O Programa de Compensação das Vítimas de Jeffrey Epstein foi estabelecido para oferecer às sobreviventes uma chance de buscar justiça financeira. Entretanto, o número de reivindicações superou as expectativas, indicando a magnitude do impacto das ações de Epstein e a necessidade de responsabilização dos envolvidos.
Casamentos Forçados e Exploração
Documentos judiciais também revelaram que Kahn e Indyke podem ter facilitado casamentos entre vítimas de Epstein e cidadãos americanos, o que levantou preocupações sobre coerção e exploração. A acusação é de que esses casamentos foram uma forma de garantir que as vítimas permanecessem nos Estados Unidos, sob o controle de Epstein.
Essas alegações complicam ainda mais a posição de Kahn e Indyke, pois indicam um envolvimento mais profundo nas operações de Epstein do que inicialmente se pensava. As vítimas esperam que as investigações revelem a verdade sobre o papel dos executores e que eles sejam responsabilizados por suas ações.
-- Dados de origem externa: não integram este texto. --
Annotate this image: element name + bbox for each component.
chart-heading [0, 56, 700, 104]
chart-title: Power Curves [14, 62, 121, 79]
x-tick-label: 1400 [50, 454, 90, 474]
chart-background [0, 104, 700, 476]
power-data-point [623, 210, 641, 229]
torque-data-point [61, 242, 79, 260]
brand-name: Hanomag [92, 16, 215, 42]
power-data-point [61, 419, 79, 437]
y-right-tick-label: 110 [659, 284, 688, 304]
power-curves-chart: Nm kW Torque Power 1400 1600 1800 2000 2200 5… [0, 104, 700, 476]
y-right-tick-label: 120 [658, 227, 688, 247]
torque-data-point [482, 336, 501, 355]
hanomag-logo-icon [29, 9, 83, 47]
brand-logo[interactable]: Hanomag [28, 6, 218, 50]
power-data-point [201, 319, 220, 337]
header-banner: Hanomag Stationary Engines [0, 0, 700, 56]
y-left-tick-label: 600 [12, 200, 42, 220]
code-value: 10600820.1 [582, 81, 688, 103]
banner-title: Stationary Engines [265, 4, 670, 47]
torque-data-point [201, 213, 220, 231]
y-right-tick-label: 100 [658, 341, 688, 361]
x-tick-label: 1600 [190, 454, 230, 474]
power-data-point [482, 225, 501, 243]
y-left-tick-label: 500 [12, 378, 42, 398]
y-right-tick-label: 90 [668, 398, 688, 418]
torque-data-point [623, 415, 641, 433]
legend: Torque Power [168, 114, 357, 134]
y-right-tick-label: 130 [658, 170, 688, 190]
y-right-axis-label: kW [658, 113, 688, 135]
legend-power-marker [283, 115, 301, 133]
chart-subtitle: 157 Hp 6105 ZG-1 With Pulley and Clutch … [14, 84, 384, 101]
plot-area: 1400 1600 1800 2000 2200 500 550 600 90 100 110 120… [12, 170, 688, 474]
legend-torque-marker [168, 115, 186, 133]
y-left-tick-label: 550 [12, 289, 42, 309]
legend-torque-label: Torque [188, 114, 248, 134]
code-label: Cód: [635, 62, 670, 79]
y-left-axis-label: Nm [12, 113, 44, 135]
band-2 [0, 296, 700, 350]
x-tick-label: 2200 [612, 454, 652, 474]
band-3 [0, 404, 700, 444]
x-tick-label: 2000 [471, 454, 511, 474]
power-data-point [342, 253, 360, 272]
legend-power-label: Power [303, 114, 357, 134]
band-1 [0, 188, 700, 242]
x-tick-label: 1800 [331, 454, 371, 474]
À medida que as investigações continuam, a sociedade observa atentamente as revelações sobre os auxiliares de Jeffrey Epstein. O impacto de suas ações e a forma como gerenciam o espólio de Epstein são questões cruciais que precisam ser abordadas. O futuro do espólio e das compensações às vítimas depende da transparência e da responsabilidade dos envolvidos.
Os auxiliares de Jeffrey Epstein estão em uma posição delicada, com suas ações sendo analisadas sob um microscópio. O desenrolar das investigações e os depoimentos no Congresso podem trazer à tona informações vitais sobre como Epstein operava e quem, de fato, estava ciente de suas atividades ilícitas.